Selon le site internet du Palais rose, le Procureur général (Ndlr: photo proc. république) près la Cour d’appel de N’Djamena, M. Rapambé Mahouli Bruno, a fait hier un point de presse pour expliquer les circonstances dans lesquelles M. Mbailao Betar Gustave a trouvé la mort le 9 décembre dernier. « Tout a été fait pour mettre hors de danger la vie du défunt. Une autorisation d’évacuation sanitaire lui a été même délivrée, mais malheureusement le sort a décidé autrement », a indiqué le Procureur général. 

 


Mort en détention

M. Mbailao Betar Gustave, syndicaliste,  a été condamné à trois mois de prison ferme pour outrage à magistrat pour avoir pouffé de rire à l’audience correctionnelle lors du procès  qui a abouti à la condamnation des syndicalistes Michel Barka et Younous Mahadjir et du  directeur de publication de N’Djamena Bi-Hebdo Jean-Claude Nékim.

C’est en détention depuis le 18 septembre 2012 qu’il est décédé alors que légalement il aurait dû être libéré le 30 octobre ou le 15 novembre au plus tard après avoir effectué la moitié de sa peine.

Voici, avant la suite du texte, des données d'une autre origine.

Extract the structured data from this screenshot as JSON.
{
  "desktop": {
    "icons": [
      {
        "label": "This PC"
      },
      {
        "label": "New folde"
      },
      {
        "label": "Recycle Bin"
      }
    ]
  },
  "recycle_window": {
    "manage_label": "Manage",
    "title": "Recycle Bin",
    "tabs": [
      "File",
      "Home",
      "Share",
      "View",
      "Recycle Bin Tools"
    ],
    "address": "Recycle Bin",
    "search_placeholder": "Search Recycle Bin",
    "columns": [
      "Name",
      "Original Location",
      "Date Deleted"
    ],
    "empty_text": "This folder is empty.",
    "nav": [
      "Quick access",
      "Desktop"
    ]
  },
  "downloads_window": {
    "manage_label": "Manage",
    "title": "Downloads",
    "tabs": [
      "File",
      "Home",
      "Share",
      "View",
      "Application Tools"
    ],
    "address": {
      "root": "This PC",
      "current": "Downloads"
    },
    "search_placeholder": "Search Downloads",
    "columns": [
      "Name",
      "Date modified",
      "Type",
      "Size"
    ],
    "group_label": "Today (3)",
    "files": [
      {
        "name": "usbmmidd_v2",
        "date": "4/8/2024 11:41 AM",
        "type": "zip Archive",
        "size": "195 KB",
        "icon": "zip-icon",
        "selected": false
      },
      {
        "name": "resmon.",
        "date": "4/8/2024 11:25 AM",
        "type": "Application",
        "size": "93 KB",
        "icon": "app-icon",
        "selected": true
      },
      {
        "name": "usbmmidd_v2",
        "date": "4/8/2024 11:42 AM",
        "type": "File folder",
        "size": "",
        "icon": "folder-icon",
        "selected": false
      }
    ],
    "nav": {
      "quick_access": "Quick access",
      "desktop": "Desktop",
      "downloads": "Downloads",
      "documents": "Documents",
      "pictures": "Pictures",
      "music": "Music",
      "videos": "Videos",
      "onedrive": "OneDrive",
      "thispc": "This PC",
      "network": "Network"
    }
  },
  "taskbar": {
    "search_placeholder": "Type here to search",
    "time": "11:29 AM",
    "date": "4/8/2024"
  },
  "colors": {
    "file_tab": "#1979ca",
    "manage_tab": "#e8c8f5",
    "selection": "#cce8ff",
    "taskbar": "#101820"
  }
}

Pourquoi personne (magistrats, avocats, services pénitentiaires) n’a pensé à mettre en œuvre les textes sur l’aménagement de peine ? Et pourquoi était-il resté en prison alors qu’il semble que son avocat a fait appel de la condamnation ?

Le Procureur général doit davantage s’expliquer sur les zones d’ombres qui entourent ce décès.